しかし、今も頭痛が残っているのは何故?とのことで当院来院。


〇〇脳神経外科から画像取り寄せを。また、先日内科で受けた採血結果を次回は持参で。

 

緊張型頭痛の印象だが、自覚的肩こりはなく、他覚的にも頸肩腕部過緊張は認めない。

 

ノイロトロピンと後頚部温カイロで対策開始。

 

2週間後

 

ノイロトロピンで改善なく、中止。

 

夕方にかけての頭痛、3日前は嘔気を伴ったと。
ナロンエースを飲んだが効かなかった。こめかみを冷やすとてきめんに症状改善すると。


血管を収縮させたほうがよいのか?今回は釣藤散を試す。
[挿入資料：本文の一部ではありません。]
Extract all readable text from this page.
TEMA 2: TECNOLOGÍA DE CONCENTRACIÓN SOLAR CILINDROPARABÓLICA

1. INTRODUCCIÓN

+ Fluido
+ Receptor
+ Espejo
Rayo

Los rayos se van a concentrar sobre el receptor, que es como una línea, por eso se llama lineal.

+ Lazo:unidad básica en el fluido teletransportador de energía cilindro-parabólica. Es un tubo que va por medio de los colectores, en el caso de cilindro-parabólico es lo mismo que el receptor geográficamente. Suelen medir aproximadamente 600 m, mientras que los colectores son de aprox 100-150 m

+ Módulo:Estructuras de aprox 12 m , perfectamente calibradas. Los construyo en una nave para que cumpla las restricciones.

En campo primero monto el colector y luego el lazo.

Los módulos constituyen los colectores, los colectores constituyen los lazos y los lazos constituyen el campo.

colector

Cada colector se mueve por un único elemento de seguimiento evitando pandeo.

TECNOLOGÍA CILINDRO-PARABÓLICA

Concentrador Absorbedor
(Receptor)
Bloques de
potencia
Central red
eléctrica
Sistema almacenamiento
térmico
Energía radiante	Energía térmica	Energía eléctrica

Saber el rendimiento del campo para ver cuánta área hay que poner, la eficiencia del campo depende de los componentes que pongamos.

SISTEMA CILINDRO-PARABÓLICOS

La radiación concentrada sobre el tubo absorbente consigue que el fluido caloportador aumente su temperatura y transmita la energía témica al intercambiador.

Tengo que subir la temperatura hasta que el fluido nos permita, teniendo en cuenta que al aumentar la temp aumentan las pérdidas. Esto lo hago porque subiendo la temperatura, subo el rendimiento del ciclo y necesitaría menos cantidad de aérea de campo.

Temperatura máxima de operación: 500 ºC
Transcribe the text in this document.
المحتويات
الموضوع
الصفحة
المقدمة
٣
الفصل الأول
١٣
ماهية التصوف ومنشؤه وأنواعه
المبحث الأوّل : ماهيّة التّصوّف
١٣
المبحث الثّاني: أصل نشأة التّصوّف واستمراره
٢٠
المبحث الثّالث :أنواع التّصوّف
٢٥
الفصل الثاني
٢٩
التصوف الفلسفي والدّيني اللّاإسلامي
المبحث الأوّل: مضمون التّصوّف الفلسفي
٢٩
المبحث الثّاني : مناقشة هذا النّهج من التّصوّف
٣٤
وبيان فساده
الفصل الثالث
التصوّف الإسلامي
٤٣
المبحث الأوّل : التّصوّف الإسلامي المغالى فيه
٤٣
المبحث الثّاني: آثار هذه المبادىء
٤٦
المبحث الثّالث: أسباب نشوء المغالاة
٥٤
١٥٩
それでだめなら呉茱萸湯やミグシス検討かな?

 

4週間後

 

「これが普通の感覚なんですねぇ~、先生」

 

頭痛がほぼ消失。釣藤散著効。
2ヶ月処方、いずれゆっくり止めましょう。良かったですね。

 

8週間後

 

頭痛はゼロ。時に昼分を飲み忘れるが大丈夫。

今回から朝夕処方に。

 

8週間後

 

釣藤散を減薬し、この半月は飲まずに過ごしてみたが頭痛の再燃はなかったようだ。

卒業ですね。おめでとうございます。

 

何かあったらまたどうぞ。

 

(引用終了)

 

高齢者の頭痛に釣藤散

(ツムラHPより引用)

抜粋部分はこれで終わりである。